No Acampamento Terra Livre (ATL), em Brasília, artes indígenas de diferentes partes do Brasil expressam sua cultura para mostrar resistência e preservar suas raízes. O evento reúne mais de 6 mil pessoas de todas as regiões do país e tem como foco principal a luta pela demarcação das terras indígenas e o fortalecimento das políticas públicas. Além disso, o ATL também é um espaço para mostrar as tradições culturais e o forte vínculo com a natureza.
Nhak Krere Xikrin, de 26 anos, da Aldeia Ô-ôdja, no sudeste do Pará, pinta o corpo com tinta feita de jenipapo. Ela aprendeu essa arte com a mãe e a avó e tem mais de 200 desenhos para pintar rostos, braços e pernas. “Vou ensinar minhas filhas também”, disse, ressaltando a importância de passar o conhecimento para as próximas gerações.
Nas barracas de artesanato, grupos como o da Aldeia Afukuri, em Querência (MT), no Alto Xingu, vendem peças que ajudam a sustentar 88 famílias. O líder Geraldo Kuikoro, 40 anos, explicou que o artesanato é fundamental para enfrentar problemas causados por fazendeiros, uso de agrotóxicos e mudanças no clima, que alteraram o período das chuvas e prejudicam a produção de mandioca. “Agora, as chuvas só começam em outubro”, contou.
Ontxa Mehinako, 35, da Aldeia Utawana, é artista da madeira e faz esculturas de animais como tamanduá, onça e capivara para contar a história de seu povo. Na comunidade de 300 pessoas, a maioria se considera artista.

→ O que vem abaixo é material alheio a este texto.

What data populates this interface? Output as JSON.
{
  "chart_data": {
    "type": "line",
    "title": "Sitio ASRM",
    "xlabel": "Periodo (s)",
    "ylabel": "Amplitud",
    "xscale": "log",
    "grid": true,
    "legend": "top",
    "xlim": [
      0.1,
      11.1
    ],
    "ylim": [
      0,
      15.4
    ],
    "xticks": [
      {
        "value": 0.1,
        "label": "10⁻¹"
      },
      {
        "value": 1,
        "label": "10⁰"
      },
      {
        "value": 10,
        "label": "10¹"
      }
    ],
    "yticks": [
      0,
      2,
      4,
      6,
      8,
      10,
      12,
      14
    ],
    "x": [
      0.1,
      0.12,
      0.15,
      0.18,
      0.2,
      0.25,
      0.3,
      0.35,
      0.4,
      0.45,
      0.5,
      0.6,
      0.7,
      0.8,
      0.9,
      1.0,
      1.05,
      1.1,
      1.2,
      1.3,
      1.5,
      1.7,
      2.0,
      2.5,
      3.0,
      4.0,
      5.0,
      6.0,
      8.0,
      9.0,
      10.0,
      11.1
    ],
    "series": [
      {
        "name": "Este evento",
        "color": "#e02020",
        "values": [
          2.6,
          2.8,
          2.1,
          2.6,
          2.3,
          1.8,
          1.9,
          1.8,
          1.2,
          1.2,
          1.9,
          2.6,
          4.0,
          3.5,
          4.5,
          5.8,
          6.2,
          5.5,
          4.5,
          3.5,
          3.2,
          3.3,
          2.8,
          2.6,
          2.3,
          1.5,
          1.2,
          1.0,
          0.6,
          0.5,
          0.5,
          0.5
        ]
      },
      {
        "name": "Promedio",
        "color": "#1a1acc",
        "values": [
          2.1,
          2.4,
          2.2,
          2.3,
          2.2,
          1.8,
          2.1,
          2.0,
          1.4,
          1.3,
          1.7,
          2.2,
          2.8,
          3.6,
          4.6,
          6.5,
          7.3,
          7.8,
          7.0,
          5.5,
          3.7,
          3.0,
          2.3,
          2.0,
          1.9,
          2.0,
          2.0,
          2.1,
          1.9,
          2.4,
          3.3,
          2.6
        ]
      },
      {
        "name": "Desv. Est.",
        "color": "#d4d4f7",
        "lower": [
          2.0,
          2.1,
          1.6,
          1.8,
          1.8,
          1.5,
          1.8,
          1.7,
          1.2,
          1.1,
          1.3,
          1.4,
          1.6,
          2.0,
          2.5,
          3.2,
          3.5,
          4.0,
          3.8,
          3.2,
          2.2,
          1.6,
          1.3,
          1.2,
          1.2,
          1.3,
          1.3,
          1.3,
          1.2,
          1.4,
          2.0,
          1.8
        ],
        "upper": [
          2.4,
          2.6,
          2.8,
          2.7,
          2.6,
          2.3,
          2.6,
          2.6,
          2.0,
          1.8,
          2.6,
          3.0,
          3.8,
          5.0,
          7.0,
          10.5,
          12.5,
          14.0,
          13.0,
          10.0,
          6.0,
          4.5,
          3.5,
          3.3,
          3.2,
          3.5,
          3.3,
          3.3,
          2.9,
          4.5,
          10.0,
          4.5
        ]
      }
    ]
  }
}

Começou a esculpir aos 18 anos e vê a arte como uma maneira de proteger a cultura. Além disso, são expostos esteiras de buriti e cocares de penas, com o objetivo de chamar atenção para as necessidades das comunidades indígenas no país. “É uma arte para resistir”, afirmou.

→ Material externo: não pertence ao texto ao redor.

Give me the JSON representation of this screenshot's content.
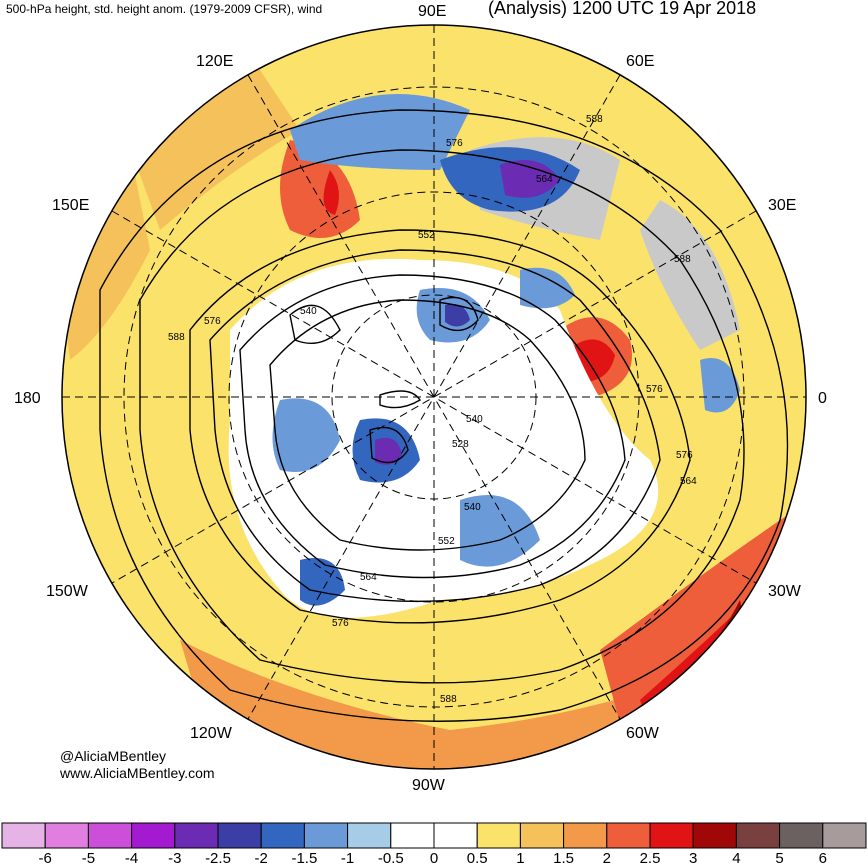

Jaqueline Kalapalo, 26, de uma aldeia no Alto Xingu (MT) com 52 famílias, mostra brincos e colares feitos com caramujos, que simbolizam o ciclo da vida. Ao lado dela, Mazinho Naruvôtu, 54, do Território Indígena do Pequizal do Naruvôtu, apresenta esculturas em madeira sucupira, como gaviões, que exigem mais de dois meses para serem feitas e podem custar até R$ 3 mil. “Tenho orgulho de mostrar meu trabalho”, disse o artesão, que trabalha diariamente das 8h às 17h40.

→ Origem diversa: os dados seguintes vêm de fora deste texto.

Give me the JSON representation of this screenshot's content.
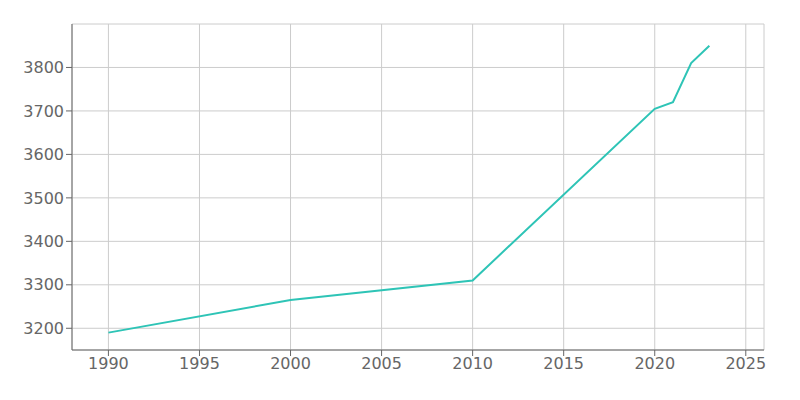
{
  "chart_data": {
    "type": "line",
    "x": [
      1990,
      2000,
      2010,
      2020,
      2021,
      2022,
      2023
    ],
    "values": [
      3190,
      3265,
      3310,
      3705,
      3720,
      3810,
      3850
    ],
    "color": "#2ec4b6",
    "xlim": [
      1988,
      2026
    ],
    "ylim": [
      3150,
      3900
    ],
    "xticks": [
      1990,
      1995,
      2000,
      2005,
      2010,
      2015,
      2020,
      2025
    ],
    "yticks": [
      3200,
      3300,
      3400,
      3500,
      3600,
      3700,
      3800
    ],
    "grid": true
  }
}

Raira Kamayurá, 22, exibe braceletes e pulseiras coloridas com símbolos de proteção à natureza. Ela fica feliz quando vê pessoas que não são indígenas usando seus acessórios, interpretando como um apoio à luta de seu povo. Na aldeia dela, que fica em Mato Grosso e só pode ser acessada por barco ou avião, invasores como garimpeiros poluem os rios, causando problemas frequentes. Para chegar a Brasília, os indígenas Kamayurá viajaram quase uma hora de barco até a estrada.